We only spoke for a few minutes, but it was worth it. I told her Surrender the Pink was underrated, and one of my all time favorites. “It’s about Paul!” she whispered, but it came out as more of a shout and I laughed and nodded. I said all the things you want to tell your heroes: how I was a writer, too, how her style has influenced mine, especially her novels, even though I write non-fiction, how I just wanted to thank her for everything.
She stopped signing, looked up at me, and did this thing that not every older writer who I say that to does — because how many girls like me say they’re writers, but they just *aren’t*, you know? — and she may not have realized it, but it meant the world to me. She looked me dead in the eye, almost like how an animal can smell one of its own. She was a little amused, but mostly serious. She said a thousand pieces of advice in that one look before she earnestly told me to keep at it, to write what I want to write, and to never let anybody get in the way.

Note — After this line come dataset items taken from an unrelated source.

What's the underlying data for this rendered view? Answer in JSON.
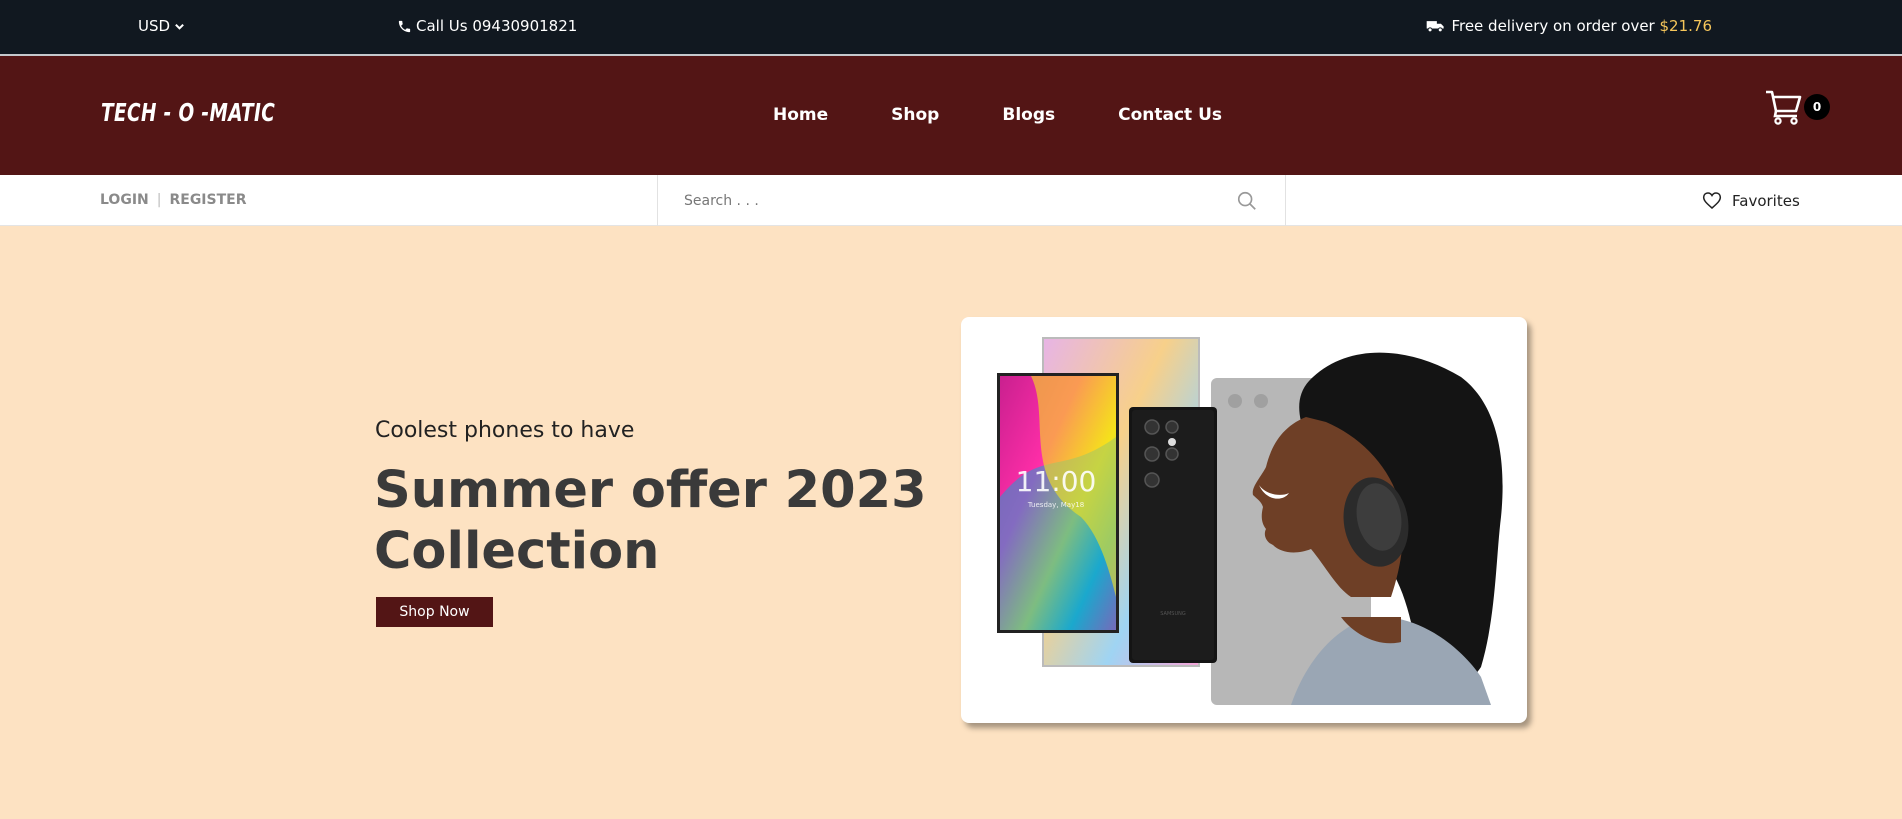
{
  "topbar": {
    "currency": "USD",
    "phone_text": "Call Us 09430901821",
    "delivery_text": "Free delivery on order over ",
    "delivery_price": "$21.76"
  },
  "header": {
    "logo": "TECH - O -MATIC",
    "nav": [
      "Home",
      "Shop",
      "Blogs",
      "Contact Us"
    ],
    "cart_count": "0"
  },
  "subbar": {
    "login": "LOGIN",
    "separator": "|",
    "register": "REGISTER",
    "search_placeholder": "Search . . .",
    "favorites": "Favorites"
  },
  "hero": {
    "subtitle": "Coolest phones to have",
    "title": "Summer offer 2023 Collection",
    "button": "Shop Now",
    "phone_time": "11:00",
    "phone_date": "Tuesday, May18",
    "phone_brand": "SAMSUNG"
  },
  "colors": {
    "topbar_bg": "#111820",
    "header_bg": "#531515",
    "hero_bg": "#fde2c2",
    "price_accent": "#f6c65b"
  }
}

This loss hurts a lot. This hurts deeply, to the point where I haven’t said all I’d like to say, but I just can’t form the thoughts. Carrie Fisher is one of my few heroes. She made me laugh. She made me cry. She taught me to be brave and unapologetic. She taught me to tell anyone who didn’t like what I did to fuck off. She taught me how to write. She taught me so much more. To say I am devastated would be an understatement. Rest in piece, Carrie. Your influence will not be forgotten.